Om gericht hieraan te werken is een plan van aanpak gemaakt, zodat helder is wat er moet gebeuren. Belangrijk hierbij zijn de erfbetreders:

  • De voeradviseur en de dierenarts als het gaat om het rantsoen
  • De loonwerker als het gaat om mest uitrijden met water

Dat moeten toch interessante gesprekken opleveren aan de keukentafel!

Meer weten over de bedrijfsplan aanpak in de proeftuin?
Bel of mail naar Teus Verhoeff, 064 71 555 73, teus@proeftuinveenweiden.nl

Ruimte voor ontwikkeling

De Proeftuin Veenweiden is gestart. Maar wat is nu precies de meerwaarde van deze proeftuin voor de westelijke veenweidegebieden? De ambities zijn hoog. De hoofdambitie is vooral een forse extra ammoniakreductie via de landbouw. Door dit via slimme maatregelen te doen levert dat voor de melkveehouder geld op. Maar zorgt het ook nog voor betere waterkwaliteit, minder bodemdaling, minder CO2 emissie en meer koeien langer in de wei. En tenslotte leidt een forse afname in de NH3 emissie/depositie in de melkveehouderij tot extra ruimte voor economische ontwikkeling in andere sectoren.

Extra reductie

Het is de ambitie om minimaal 1.5 kton extra ammoniakreductie te realiseren bovenop de (landelijke) afspraken van 10 kton reductie die de landbouwsector al heeft gemaakt. Vertaalt naar het veenweide gebied gaat het dan globaal om 0,5 tot 1 kiloton.

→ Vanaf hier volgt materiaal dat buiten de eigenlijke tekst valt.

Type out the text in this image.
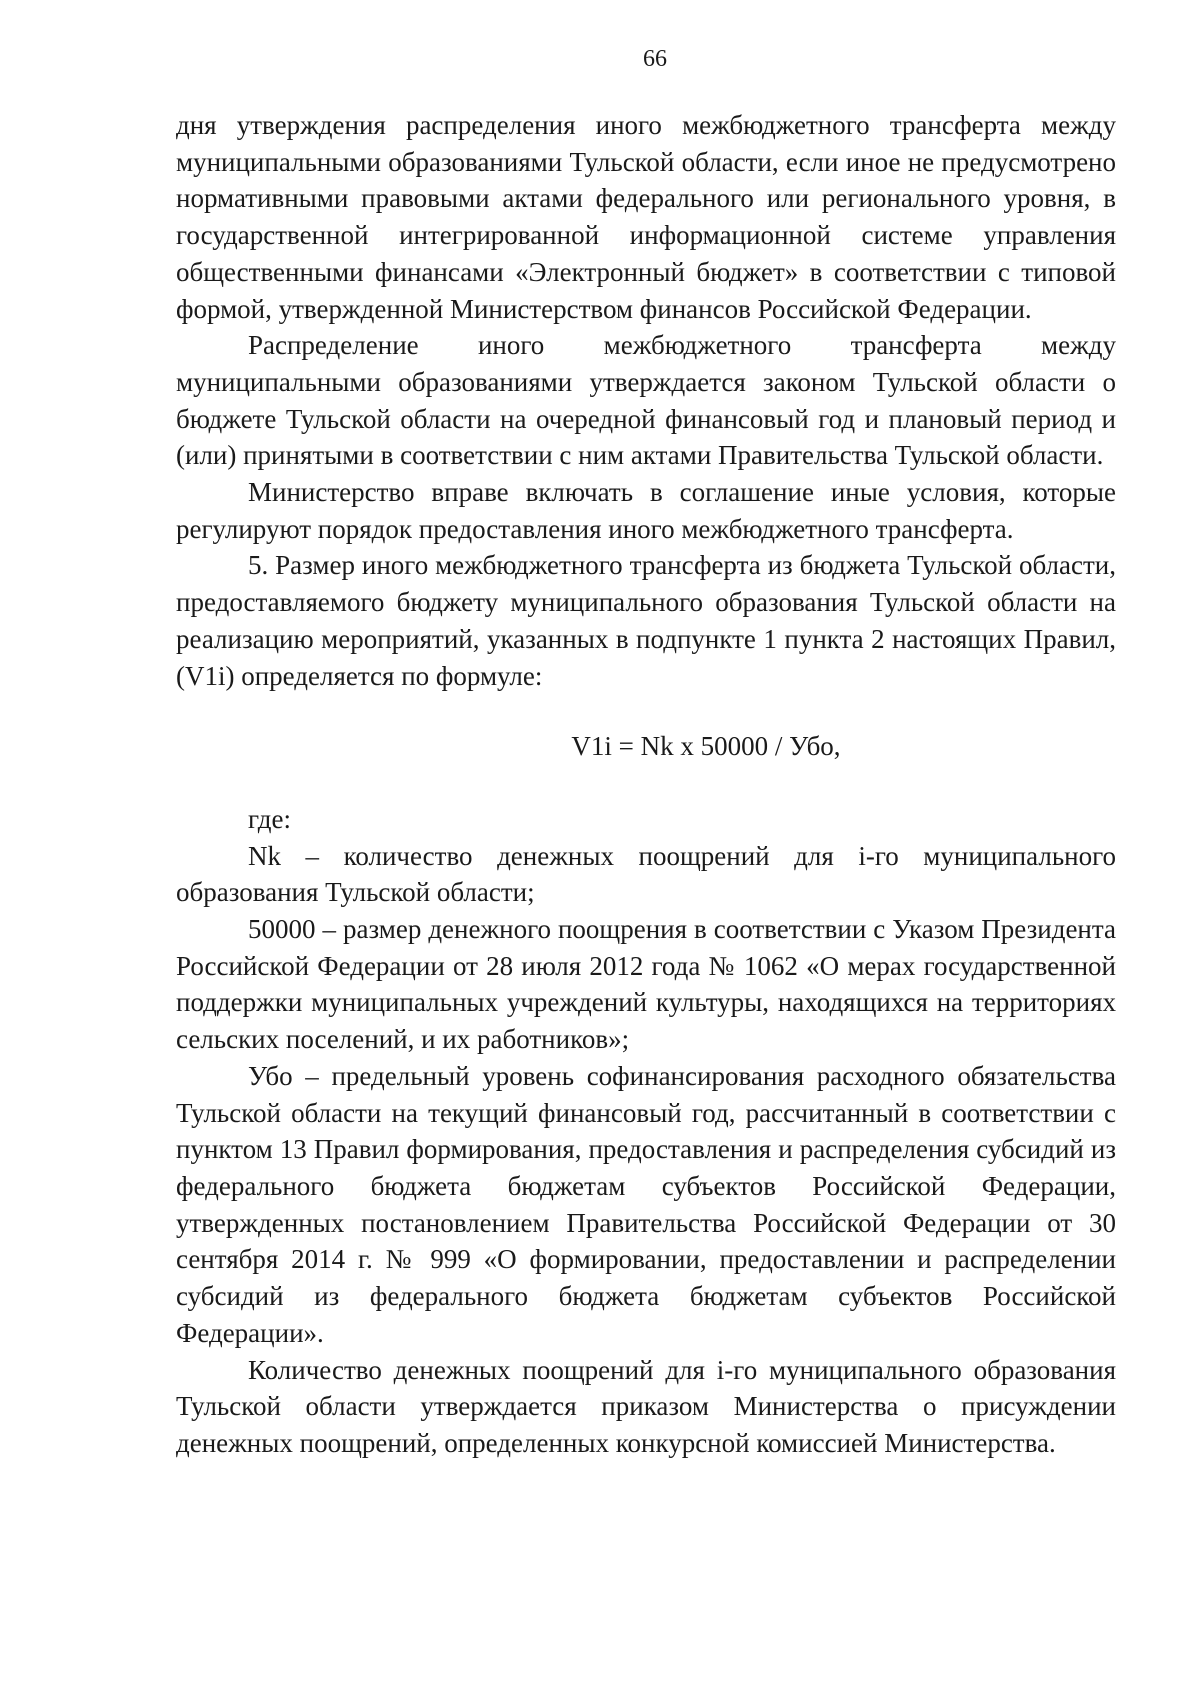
66

дня утверждения распределения иного межбюджетного трансферта между муниципальными образованиями Тульской области, если иное не предусмотрено нормативными правовыми актами федерального или регионального уровня, в государственной интегрированной информационной системе управления общественными финансами «Электронный бюджет» в соответствии с типовой формой, утвержденной Министерством финансов Российской Федерации.

Распределение иного межбюджетного трансферта между муниципальными образованиями утверждается законом Тульской области о бюджете Тульской области на очередной финансовый год и плановый период и (или) принятыми в соответствии с ним актами Правительства Тульской области.

Министерство вправе включать в соглашение иные условия, которые регулируют порядок предоставления иного межбюджетного трансферта.

5. Размер иного межбюджетного трансферта из бюджета Тульской области, предоставляемого бюджету муниципального образования Тульской области на реализацию мероприятий, указанных в подпункте 1 пункта 2 настоящих Правил, (V1i) определяется по формуле:

V1i = Nk x 50000 / Убо,

где:

Nk – количество денежных поощрений для i-го муниципального образования Тульской области;

50000 – размер денежного поощрения в соответствии с Указом Президента Российской Федерации от 28 июля 2012 года № 1062 «О мерах государственной поддержки муниципальных учреждений культуры, находящихся на территориях сельских поселений, и их работников»;

Убо – предельный уровень софинансирования расходного обязательства Тульской области на текущий финансовый год, рассчитанный в соответствии с пунктом 13 Правил формирования, предоставления и распределения субсидий из федерального бюджета бюджетам субъектов Российской Федерации, утвержденных постановлением Правительства Российской Федерации от 30 сентября 2014 г. № 999 «О формировании, предоставлении и распределении субсидий из федерального бюджета бюджетам субъектов Российской Федерации».

Количество денежных поощрений для i-го муниципального образования Тульской области утверждается приказом Министерства о присуждении денежных поощрений, определенных конкурсной комиссией Министерства.
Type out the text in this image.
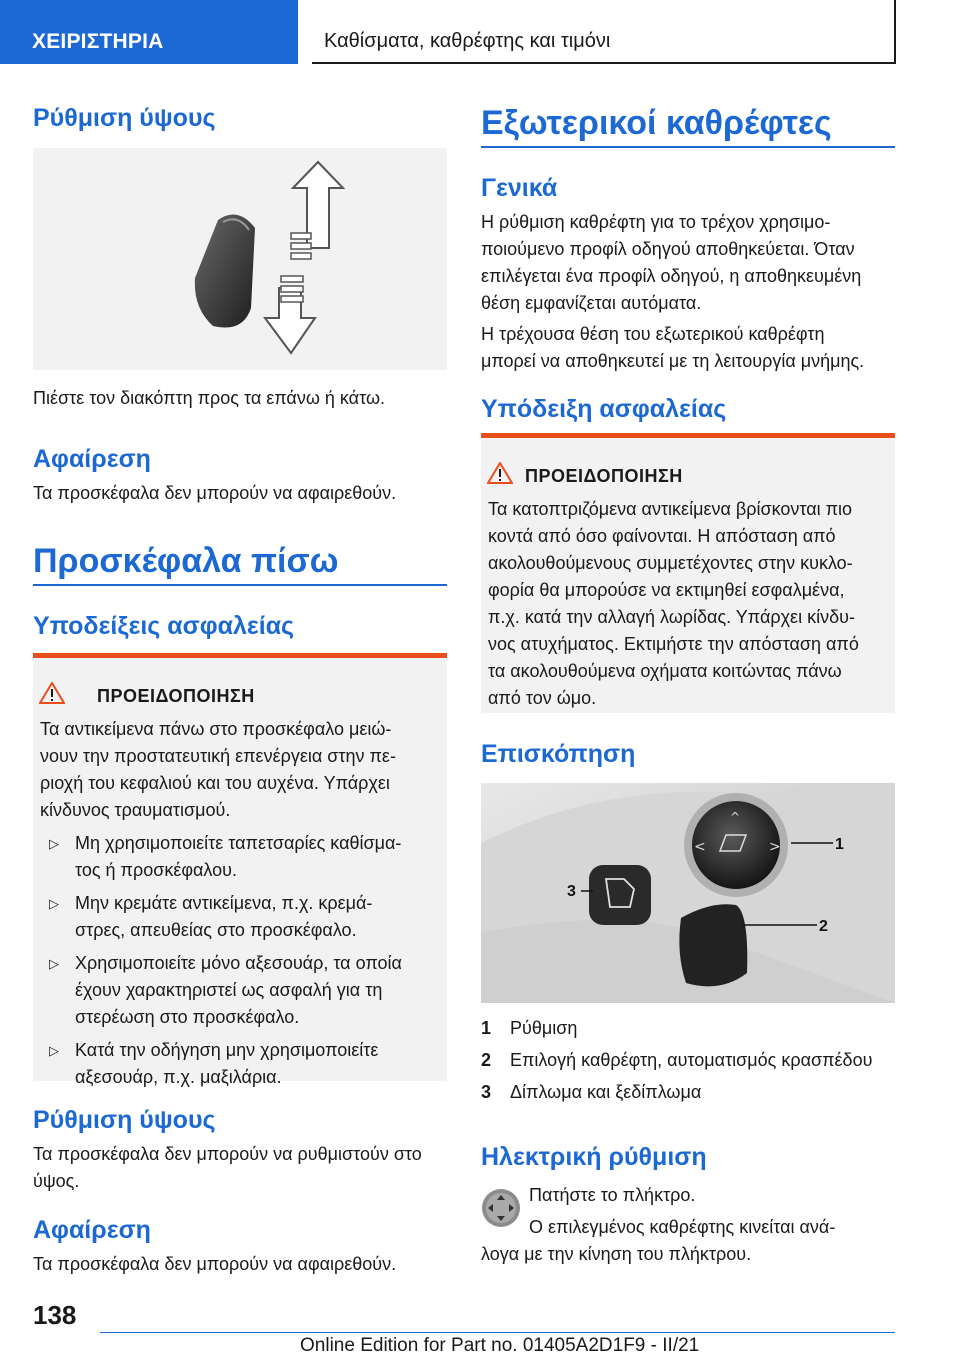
ΧΕΙΡΙΣΤΗΡΙΑ	Καθίσματα, καθρέφτης και τιμόνι
Ρύθμιση ύψους
Πιέστε τον διακόπτη προς τα επάνω ή κάτω.
Αφαίρεση
Τα προσκέφαλα δεν μπορούν να αφαιρεθούν.
Προσκέφαλα πίσω
Υποδείξεις ασφαλείας
ΠΡΟΕΙΔΟΠΟΙΗΣΗ
Τα αντικείμενα πάνω στο προσκέφαλο μειώ-
νουν την προστατευτική επενέργεια στην πε-
ριοχή του κεφαλιού και του αυχένα. Υπάρχει
κίνδυνος τραυματισμού.
▷ Μη χρησιμοποιείτε ταπετσαρίες καθίσμα-
τος ή προσκέφαλου.
▷ Μην κρεμάτε αντικείμενα, π.χ. κρεμά-
στρες, απευθείας στο προσκέφαλο.
▷ Χρησιμοποιείτε μόνο αξεσουάρ, τα οποία
έχουν χαρακτηριστεί ως ασφαλή για τη
στερέωση στο προσκέφαλο.
▷ Κατά την οδήγηση μην χρησιμοποιείτε
αξεσουάρ, π.χ. μαξιλάρια.
Ρύθμιση ύψους
Τα προσκέφαλα δεν μπορούν να ρυθμιστούν στο
ύψος.
Αφαίρεση
Τα προσκέφαλα δεν μπορούν να αφαιρεθούν.
Εξωτερικοί καθρέφτες
Γενικά
Η ρύθμιση καθρέφτη για το τρέχον χρησιμο-
ποιούμενο προφίλ οδηγού αποθηκεύεται. Όταν
επιλέγεται ένα προφίλ οδηγού, η αποθηκευμένη
θέση εμφανίζεται αυτόματα.
Η τρέχουσα θέση του εξωτερικού καθρέφτη
μπορεί να αποθηκευτεί με τη λειτουργία μνήμης.
Υπόδειξη ασφαλείας
ΠΡΟΕΙΔΟΠΟΙΗΣΗ
Τα κατοπτριζόμενα αντικείμενα βρίσκονται πιο
κοντά από όσο φαίνονται. Η απόσταση από
ακολουθούμενους συμμετέχοντες στην κυκλο-
φορία θα μπορούσε να εκτιμηθεί εσφαλμένα,
π.χ. κατά την αλλαγή λωρίδας. Υπάρχει κίνδυ-
νος ατυχήματος. Εκτιμήστε την απόσταση από
τα ακολουθούμενα οχήματα κοιτώντας πάνω
από τον ώμο.
Επισκόπηση
<	>
^
1
2
3
1 Ρύθμιση
2 Επιλογή καθρέφτη, αυτοματισμός κρασπέδου
3 Δίπλωμα και ξεδίπλωμα
Ηλεκτρική ρύθμιση
Πατήστε το πλήκτρο.
Ο επιλεγμένος καθρέφτης κινείται ανά-
λογα με την κίνηση του πλήκτρου.
138
Online Edition for Part no. 01405A2D1F9 - II/21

Bedrijfsontwikkeling melkveehouderij

ammoniakreductieVeel voer- en managementmaatregelen die zorgen voor ammoniakreductie leveren geld op in de bedrijfsvoering. Dat kan door lagere kosten, extra grasgroei en/of minder arbeidsinzet. Daarnaast gaat de Proeftuin er voor zorgen dat deze maatregelen ook te gebruiken zijn voor vergunningverlening.

Andere sectoren

Het westelijke veenweidegebied is omringd door bedrijvigheid en verkeerswegen. De havens en de luchthaven hebben de afgelopen decennia een behoorlijke groei doorgemaakt. Ook vindt een overgroot deel van de verkeersbewegingen van Nederland plaats in de Randstad. Deze bedrijven (met groeiambities) en het groeiende aantal verkeersbewegingen zorgen samen met de melkveehouderij voor de stikstofbelasting op natuurgebieden. De Proeftuin heeft ook als ambitie om bij te dragen aan ruimte voor ontwikkeling van andere economische sectoren. Natuurlijk niet voor niets. De inschatting is dat de kosten per kg stikstofreductie in de melkveehouderij fors lager zijn dan in andere economische sectoren.

Ruimte voor ontwikkeling

De Proeftuin wil een concrete gebiedsgerichte aanpak ontwikkelen die het mogelijk maakt om extra inspanningen van een grote groep melkveehouders voor minder ammoniakdepositie ook daadwerkelijk te kunnen belonen. En tegelijker tijd daarmee bijdragen aan extra natuurkwaliteit/minder depositie en aan economische ontwikkeling van andere sectoren. Belangrijke vraag hierbij is de verdeling van de gerealiseerde stikstofwinst tussen natuur en economie. Dit is een spannend en uitdagend traject voor de komende jaren.